Sure you can do that. However I think we were talking about memcg
dirty limits, in which case we still have good chances to keep the
0.5s per inode granularity by making the dirty limits high so that it
won't be hit normally. Only when there comes lots of memory cgroups
that the flusher cannot easily safeguard fairness among them, we may
consider decreasing the writeback chunk size.

> requirement was to switch to a new inode every 0.5s, now the requirement is
> to switch to a new inode in each cgroup every 0.5s). In the end, we may end
> up increasing the write_chunk by some factor like \sqrt(number of memcgs)
> to get some middle ground between the guaranteed small latency and
> reasonable total throughput but before I'd go for such hacks, I'd wait to
> see real numbers - e.g. paying 10% of total throughput for partitioning the
> machine into 10 IO intensive cgroups (as in your tests with dd's) would be
> a reasonable cost in my opinion.

For IO cgroups, I'd always prefer to avoid partitioning the dirty pages
and async IO queue so as to avoid such embarrassing tradeoffs in the
first place :-)

> Also the granularity of IO completions should depend more on the
> granularity of IO scheduler (CFQ) rather than the granularity of flusher
> thread as such so I wouldn't think that would be a problem.

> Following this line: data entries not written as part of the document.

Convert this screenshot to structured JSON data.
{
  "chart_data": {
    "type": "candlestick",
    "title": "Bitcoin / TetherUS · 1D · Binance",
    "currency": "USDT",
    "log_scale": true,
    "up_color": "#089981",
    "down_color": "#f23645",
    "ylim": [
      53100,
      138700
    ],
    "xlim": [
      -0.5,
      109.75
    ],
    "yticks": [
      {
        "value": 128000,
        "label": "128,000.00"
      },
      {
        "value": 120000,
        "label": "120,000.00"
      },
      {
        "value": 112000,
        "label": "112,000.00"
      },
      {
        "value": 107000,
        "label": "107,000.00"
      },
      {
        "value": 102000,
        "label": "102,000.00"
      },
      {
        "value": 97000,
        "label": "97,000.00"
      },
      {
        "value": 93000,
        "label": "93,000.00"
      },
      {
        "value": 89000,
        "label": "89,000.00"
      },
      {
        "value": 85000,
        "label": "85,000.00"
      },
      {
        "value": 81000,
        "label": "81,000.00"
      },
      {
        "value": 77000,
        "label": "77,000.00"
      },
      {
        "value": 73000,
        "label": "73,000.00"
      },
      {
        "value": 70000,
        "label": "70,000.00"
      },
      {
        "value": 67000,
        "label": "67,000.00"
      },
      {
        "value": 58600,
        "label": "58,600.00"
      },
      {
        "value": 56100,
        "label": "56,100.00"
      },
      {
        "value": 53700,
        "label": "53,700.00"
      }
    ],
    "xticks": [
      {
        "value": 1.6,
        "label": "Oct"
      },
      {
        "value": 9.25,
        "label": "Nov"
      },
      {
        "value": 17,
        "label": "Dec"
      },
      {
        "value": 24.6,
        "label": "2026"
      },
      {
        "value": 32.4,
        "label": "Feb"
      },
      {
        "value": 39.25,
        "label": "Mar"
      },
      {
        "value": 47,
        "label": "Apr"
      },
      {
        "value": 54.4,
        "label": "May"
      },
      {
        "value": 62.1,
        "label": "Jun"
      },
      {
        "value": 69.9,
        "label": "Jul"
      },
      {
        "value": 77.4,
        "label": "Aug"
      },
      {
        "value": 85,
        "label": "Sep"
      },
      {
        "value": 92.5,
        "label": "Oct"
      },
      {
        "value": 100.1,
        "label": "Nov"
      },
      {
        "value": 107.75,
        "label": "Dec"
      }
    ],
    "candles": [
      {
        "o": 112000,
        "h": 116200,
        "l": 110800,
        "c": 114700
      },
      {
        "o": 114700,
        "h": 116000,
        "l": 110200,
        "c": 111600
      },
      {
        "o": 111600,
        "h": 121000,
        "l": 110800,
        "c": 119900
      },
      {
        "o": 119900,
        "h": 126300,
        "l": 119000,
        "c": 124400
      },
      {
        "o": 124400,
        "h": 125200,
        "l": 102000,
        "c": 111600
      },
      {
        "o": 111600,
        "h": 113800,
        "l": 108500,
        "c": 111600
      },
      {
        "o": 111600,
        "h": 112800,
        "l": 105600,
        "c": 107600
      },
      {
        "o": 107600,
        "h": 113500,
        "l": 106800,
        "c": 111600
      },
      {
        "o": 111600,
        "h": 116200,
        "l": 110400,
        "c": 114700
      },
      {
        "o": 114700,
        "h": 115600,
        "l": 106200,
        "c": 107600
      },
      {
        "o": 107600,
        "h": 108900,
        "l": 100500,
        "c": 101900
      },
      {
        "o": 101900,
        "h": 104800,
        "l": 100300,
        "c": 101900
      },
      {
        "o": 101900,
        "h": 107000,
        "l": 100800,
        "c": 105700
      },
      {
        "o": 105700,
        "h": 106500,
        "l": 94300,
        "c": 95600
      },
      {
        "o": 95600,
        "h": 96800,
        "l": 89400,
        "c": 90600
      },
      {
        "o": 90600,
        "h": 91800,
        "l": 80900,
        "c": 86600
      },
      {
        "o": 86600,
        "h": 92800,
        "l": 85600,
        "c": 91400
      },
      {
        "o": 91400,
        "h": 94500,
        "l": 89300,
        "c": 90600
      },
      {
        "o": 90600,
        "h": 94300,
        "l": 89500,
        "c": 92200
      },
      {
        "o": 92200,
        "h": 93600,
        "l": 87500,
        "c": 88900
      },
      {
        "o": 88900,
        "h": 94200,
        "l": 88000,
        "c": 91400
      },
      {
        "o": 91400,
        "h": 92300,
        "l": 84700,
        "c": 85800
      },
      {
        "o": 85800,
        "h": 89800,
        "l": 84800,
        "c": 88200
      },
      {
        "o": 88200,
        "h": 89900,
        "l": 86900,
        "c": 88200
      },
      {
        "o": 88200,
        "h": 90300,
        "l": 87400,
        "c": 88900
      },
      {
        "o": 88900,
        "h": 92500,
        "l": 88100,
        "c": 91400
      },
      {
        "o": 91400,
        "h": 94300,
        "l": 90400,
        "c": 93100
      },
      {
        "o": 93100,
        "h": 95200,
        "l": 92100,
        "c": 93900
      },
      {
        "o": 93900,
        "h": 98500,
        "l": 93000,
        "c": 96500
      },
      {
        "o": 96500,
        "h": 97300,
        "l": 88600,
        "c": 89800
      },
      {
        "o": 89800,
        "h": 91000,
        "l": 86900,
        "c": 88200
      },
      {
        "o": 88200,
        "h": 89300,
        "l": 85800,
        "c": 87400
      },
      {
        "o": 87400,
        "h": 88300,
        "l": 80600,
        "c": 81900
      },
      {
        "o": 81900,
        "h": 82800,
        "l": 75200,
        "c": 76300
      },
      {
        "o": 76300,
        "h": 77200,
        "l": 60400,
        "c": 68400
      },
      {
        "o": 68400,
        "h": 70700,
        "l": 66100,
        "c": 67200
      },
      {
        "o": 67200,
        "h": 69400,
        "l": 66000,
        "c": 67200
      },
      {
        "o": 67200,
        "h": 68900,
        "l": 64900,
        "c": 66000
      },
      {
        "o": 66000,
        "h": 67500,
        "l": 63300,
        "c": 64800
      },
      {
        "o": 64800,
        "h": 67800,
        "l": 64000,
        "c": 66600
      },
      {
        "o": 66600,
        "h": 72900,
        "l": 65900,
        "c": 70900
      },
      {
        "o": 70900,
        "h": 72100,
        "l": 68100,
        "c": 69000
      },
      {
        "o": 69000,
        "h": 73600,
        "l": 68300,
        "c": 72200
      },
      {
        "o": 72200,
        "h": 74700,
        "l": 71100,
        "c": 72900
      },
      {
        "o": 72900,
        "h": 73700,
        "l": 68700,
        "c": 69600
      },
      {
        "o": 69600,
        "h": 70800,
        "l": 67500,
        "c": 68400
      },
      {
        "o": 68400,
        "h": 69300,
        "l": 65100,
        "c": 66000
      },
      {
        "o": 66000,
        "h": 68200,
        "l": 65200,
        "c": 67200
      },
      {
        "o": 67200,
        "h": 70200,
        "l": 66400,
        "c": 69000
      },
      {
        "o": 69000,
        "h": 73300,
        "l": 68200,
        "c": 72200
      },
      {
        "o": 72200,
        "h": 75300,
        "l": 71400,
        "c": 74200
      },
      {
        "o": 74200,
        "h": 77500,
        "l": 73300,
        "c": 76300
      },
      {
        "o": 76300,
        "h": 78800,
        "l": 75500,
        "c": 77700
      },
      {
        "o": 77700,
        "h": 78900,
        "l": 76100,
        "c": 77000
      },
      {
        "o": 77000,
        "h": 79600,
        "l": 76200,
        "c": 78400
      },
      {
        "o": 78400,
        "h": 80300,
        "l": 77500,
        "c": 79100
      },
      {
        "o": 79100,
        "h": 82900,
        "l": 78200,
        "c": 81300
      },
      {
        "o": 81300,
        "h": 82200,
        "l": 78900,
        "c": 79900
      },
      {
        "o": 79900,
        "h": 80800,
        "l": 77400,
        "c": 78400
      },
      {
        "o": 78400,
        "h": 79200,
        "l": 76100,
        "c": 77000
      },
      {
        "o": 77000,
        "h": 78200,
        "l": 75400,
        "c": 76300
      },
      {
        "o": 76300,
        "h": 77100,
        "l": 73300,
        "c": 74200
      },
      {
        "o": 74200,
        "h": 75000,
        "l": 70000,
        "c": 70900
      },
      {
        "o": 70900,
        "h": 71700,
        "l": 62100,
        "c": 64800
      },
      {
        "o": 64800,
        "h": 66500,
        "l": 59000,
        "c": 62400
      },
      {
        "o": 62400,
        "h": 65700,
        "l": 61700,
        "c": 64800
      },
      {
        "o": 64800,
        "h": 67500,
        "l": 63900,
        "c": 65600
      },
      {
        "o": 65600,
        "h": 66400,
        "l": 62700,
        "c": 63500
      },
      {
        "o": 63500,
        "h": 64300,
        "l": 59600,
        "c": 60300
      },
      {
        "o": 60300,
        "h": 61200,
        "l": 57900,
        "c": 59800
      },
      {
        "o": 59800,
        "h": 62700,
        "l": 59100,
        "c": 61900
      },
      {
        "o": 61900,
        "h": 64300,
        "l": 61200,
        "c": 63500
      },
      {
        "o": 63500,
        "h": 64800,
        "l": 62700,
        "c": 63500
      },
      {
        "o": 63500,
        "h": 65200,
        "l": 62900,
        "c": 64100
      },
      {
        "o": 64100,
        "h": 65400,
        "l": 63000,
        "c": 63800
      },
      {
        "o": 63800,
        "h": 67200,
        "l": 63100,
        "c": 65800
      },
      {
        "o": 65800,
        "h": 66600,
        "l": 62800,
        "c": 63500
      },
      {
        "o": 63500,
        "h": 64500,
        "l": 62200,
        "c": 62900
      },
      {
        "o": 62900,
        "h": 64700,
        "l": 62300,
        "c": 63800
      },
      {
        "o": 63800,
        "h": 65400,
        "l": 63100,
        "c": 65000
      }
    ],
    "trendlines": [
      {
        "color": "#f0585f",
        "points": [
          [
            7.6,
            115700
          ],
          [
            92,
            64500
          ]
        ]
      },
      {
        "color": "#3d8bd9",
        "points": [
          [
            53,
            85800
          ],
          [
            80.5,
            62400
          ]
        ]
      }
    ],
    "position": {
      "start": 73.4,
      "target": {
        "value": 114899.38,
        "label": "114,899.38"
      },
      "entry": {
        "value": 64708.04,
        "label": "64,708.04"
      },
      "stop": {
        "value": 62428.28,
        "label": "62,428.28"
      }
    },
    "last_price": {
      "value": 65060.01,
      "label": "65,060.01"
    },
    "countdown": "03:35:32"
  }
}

By avoiding the partitions, we'll cancel the fairness problem. So
the coarse granularity of flusher won't be a problem for IO cgroups at
all. balance_dirty_pages() will do proper throttling when dirty pages
are created, based directly on the blkcg weights and ongoing IO.
After that all async IOs go as a single stream from the flusher to the
storage. There are no need for page tracking. No split inode lists and
hence granularity or shared inodes issues for the flusher. Above all
there will be no degradation of performance at all, whether it be
throughput, latency or responsiveness.